Virginie a maintenant un monsieur chez lequel elle va deux fois par semaine. Seulement, ce n’est guère propre tout de même, car elles n’ont qu’une chambre et une alcôve, et je ne sais trop où Virginie a pu coucher.
Elle s’interrompit un instant, se retournant, reprenant de sa grosse voix étouffée :
― Elle rit de vous voir pleurer, cette sans-cœur, là-bas. Je mettrais ma main au feu que son savonnage est une frime... Elle a emballé les deux autres et elle est venue ici pour leur raconter la tête que vous feriez.
Gervaise ôta ses mains, regarda. Quand elle aperçut devant elle Virginie, au milieu de trois ou quatre femmes, parlant bas, la dévisageant, elle fut prise d’une colère folle. Les bras en avant, cherchant à terre, tournant sur elle-même, dans un tremblement de tous ses membres, elle marcha quelques pas, rencontra un seau plein, le saisit à deux mains, le vida à toute volée.
― Chameau, va ! cria la grande Virginie.
Elle avait fait un saut en arrière, ses bottines seules étaient mouillées. Cependant, le lavoir, que les larmes de la jeune femme révolutionnaient depuis un instant, se bousculait pour voir la bataille. Des laveuses, qui achevaient leur pain, montèrent sur des baquets. D’autres accoururent, les mains pleines de savon. Un cercle se forma.
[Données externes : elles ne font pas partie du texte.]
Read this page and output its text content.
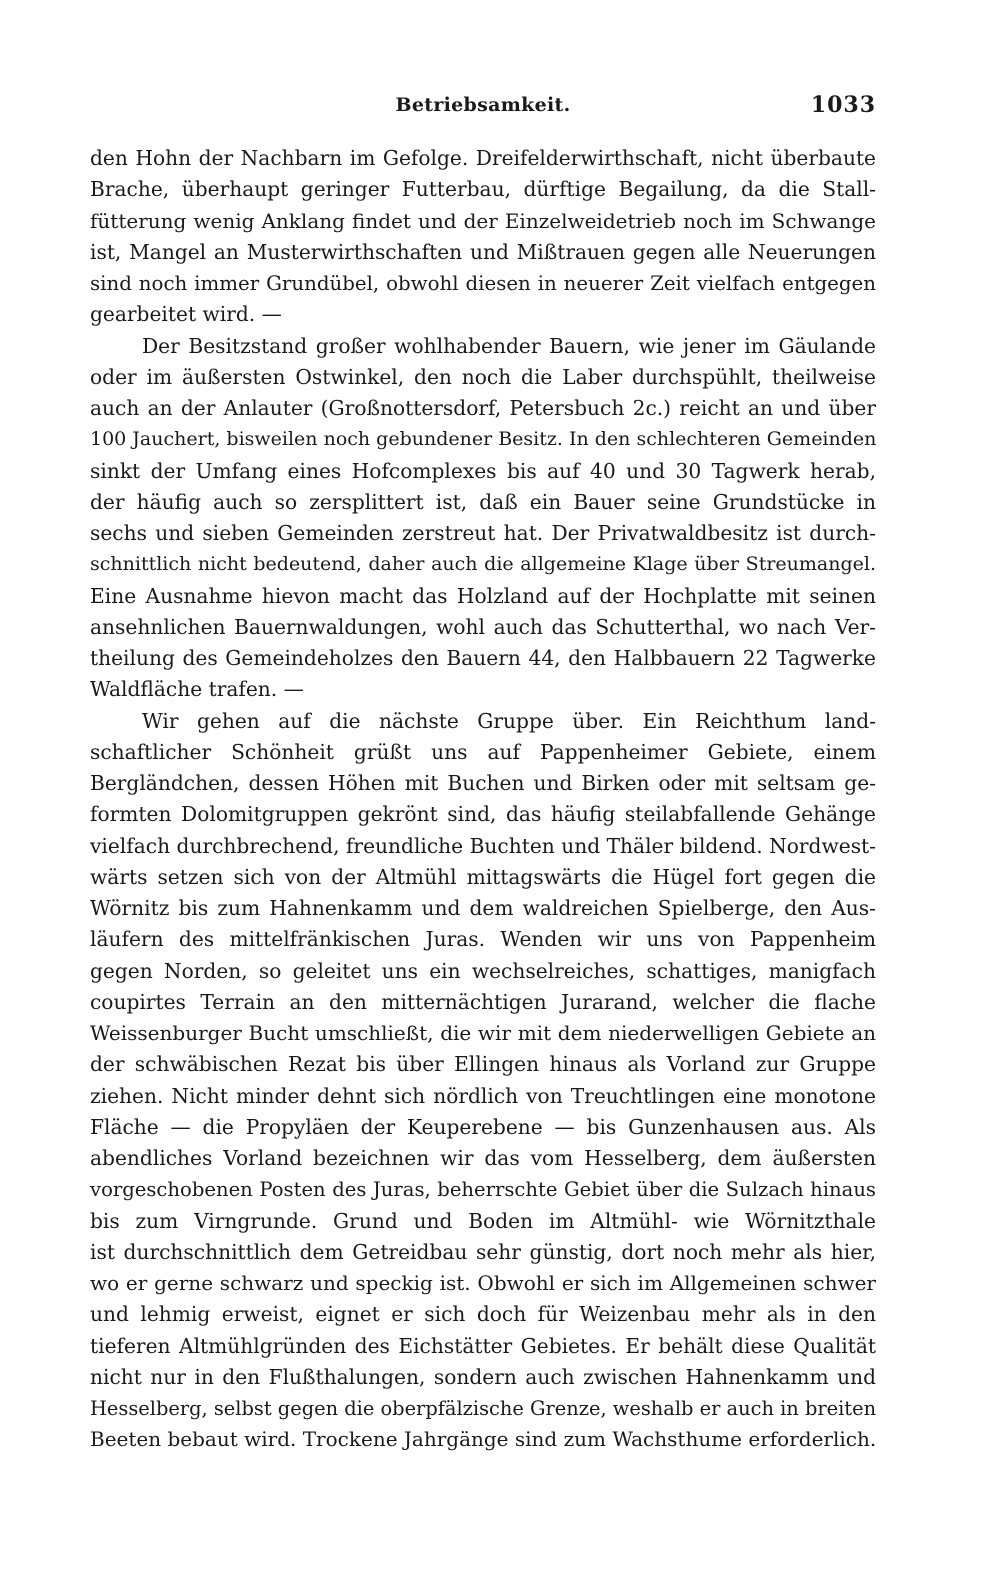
Betriebsamkeit.	1033
den Hohn der Nachbarn im Gefolge. Dreifelderwirthschaft, nicht überbaute
Brache, überhaupt geringer Futterbau, dürftige Begailung, da die Stall-
fütterung wenig Anklang findet und der Einzelweidetrieb noch im Schwange
ist, Mangel an Musterwirthschaften und Mißtrauen gegen alle Neuerungen
sind noch immer Grundübel, obwohl diesen in neuerer Zeit vielfach entgegen
gearbeitet wird. —
Der Besitzstand großer wohlhabender Bauern, wie jener im Gäulande
oder im äußersten Ostwinkel, den noch die Laber durchspühlt, theilweise
auch an der Anlauter (Großnottersdorf, Petersbuch 2c.) reicht an und über
100 Jauchert, bisweilen noch gebundener Besitz. In den schlechteren Gemeinden
sinkt der Umfang eines Hofcomplexes bis auf 40 und 30 Tagwerk herab,
der häufig auch so zersplittert ist, daß ein Bauer seine Grundstücke in
sechs und sieben Gemeinden zerstreut hat. Der Privatwaldbesitz ist durch-
schnittlich nicht bedeutend, daher auch die allgemeine Klage über Streumangel.
Eine Ausnahme hievon macht das Holzland auf der Hochplatte mit seinen
ansehnlichen Bauernwaldungen, wohl auch das Schutterthal, wo nach Ver-
theilung des Gemeindeholzes den Bauern 44, den Halbbauern 22 Tagwerke
Waldfläche trafen. —
Wir gehen auf die nächste Gruppe über. Ein Reichthum land-
schaftlicher Schönheit grüßt uns auf Pappenheimer Gebiete, einem
Bergländchen, dessen Höhen mit Buchen und Birken oder mit seltsam ge-
formten Dolomitgruppen gekrönt sind, das häufig steilabfallende Gehänge
vielfach durchbrechend, freundliche Buchten und Thäler bildend. Nordwest-
wärts setzen sich von der Altmühl mittagswärts die Hügel fort gegen die
Wörnitz bis zum Hahnenkamm und dem waldreichen Spielberge, den Aus-
läufern des mittelfränkischen Juras. Wenden wir uns von Pappenheim
gegen Norden, so geleitet uns ein wechselreiches, schattiges, manigfach
coupirtes Terrain an den mitternächtigen Jurarand, welcher die flache
Weissenburger Bucht umschließt, die wir mit dem niederwelligen Gebiete an
der schwäbischen Rezat bis über Ellingen hinaus als Vorland zur Gruppe
ziehen. Nicht minder dehnt sich nördlich von Treuchtlingen eine monotone
Fläche — die Propyläen der Keuperebene — bis Gunzenhausen aus. Als
abendliches Vorland bezeichnen wir das vom Hesselberg, dem äußersten
vorgeschobenen Posten des Juras, beherrschte Gebiet über die Sulzach hinaus
bis zum Virngrunde. Grund und Boden im Altmühl- wie Wörnitzthale
ist durchschnittlich dem Getreidbau sehr günstig, dort noch mehr als hier,
wo er gerne schwarz und speckig ist. Obwohl er sich im Allgemeinen schwer
und lehmig erweist, eignet er sich doch für Weizenbau mehr als in den
tieferen Altmühlgründen des Eichstätter Gebietes. Er behält diese Qualität
nicht nur in den Flußthalungen, sondern auch zwischen Hahnenkamm und
Hesselberg, selbst gegen die oberpfälzische Grenze, weshalb er auch in breiten
Beeten bebaut wird. Trockene Jahrgänge sind zum Wachsthume erforderlich.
― Ah ! le chameau ! répétait la grande Virginie. Qu’est-ce qui lui prend, à cette enragée-là !
Gervaise en arrêt, le menton tendu, la face convulsée, ne répondait pas, n’ayant point encore le coup de gosier de Paris. L’autre continua :
― Va donc ! C’est las de rouler la province, ça n’avait pas douze ans que ça servait de paillasse à soldats, ça a laissé une jambe dans son pays... Elle est tombée de pourriture, sa jambe...
Un rire courut. Virginie, voyant son succès, s’approcha de deux pas, redressant sa haute taille, criant plus fort :
― Hein ! avance un peu, pour voir, que je te fasse ton affaire ! Tu sais, il ne faut pas venir nous embêter, ici... Est-ce que je la connais, moi, cette peau ! Si elle m’avait attrapée, je lui aurais joliment retroussé ses jupons ; vous auriez vu ça. Qu’elle dise seulement ce que je lui ai fait... Dis, Rouchie, qu’est-ce qu’on t’a fait ?
― Ne causez pas tant, bégaya Gervaise. Vous savez bien... On a vu mon mari, hier soir... Et taisez-vous, parce que je vous étranglerais, bien sûr.
― Son mari ! Ah ! elle est bonne, celle-là !... Le mari à madame ! comme si on avait des maris avec cette dégaine !... Ce n’est pas ma faute s’il t’a lâchée. Je ne te l’ai pas volé, peut-être. On peut me fouiller... Veux-tu que je te dise, tu l’empoisonnais, cet homme ! Il était trop gentil pour toi... Avait-il son collier, au moins ? Qui est-ce qui a trouvé le mari à madame ?... Il y aura récompense...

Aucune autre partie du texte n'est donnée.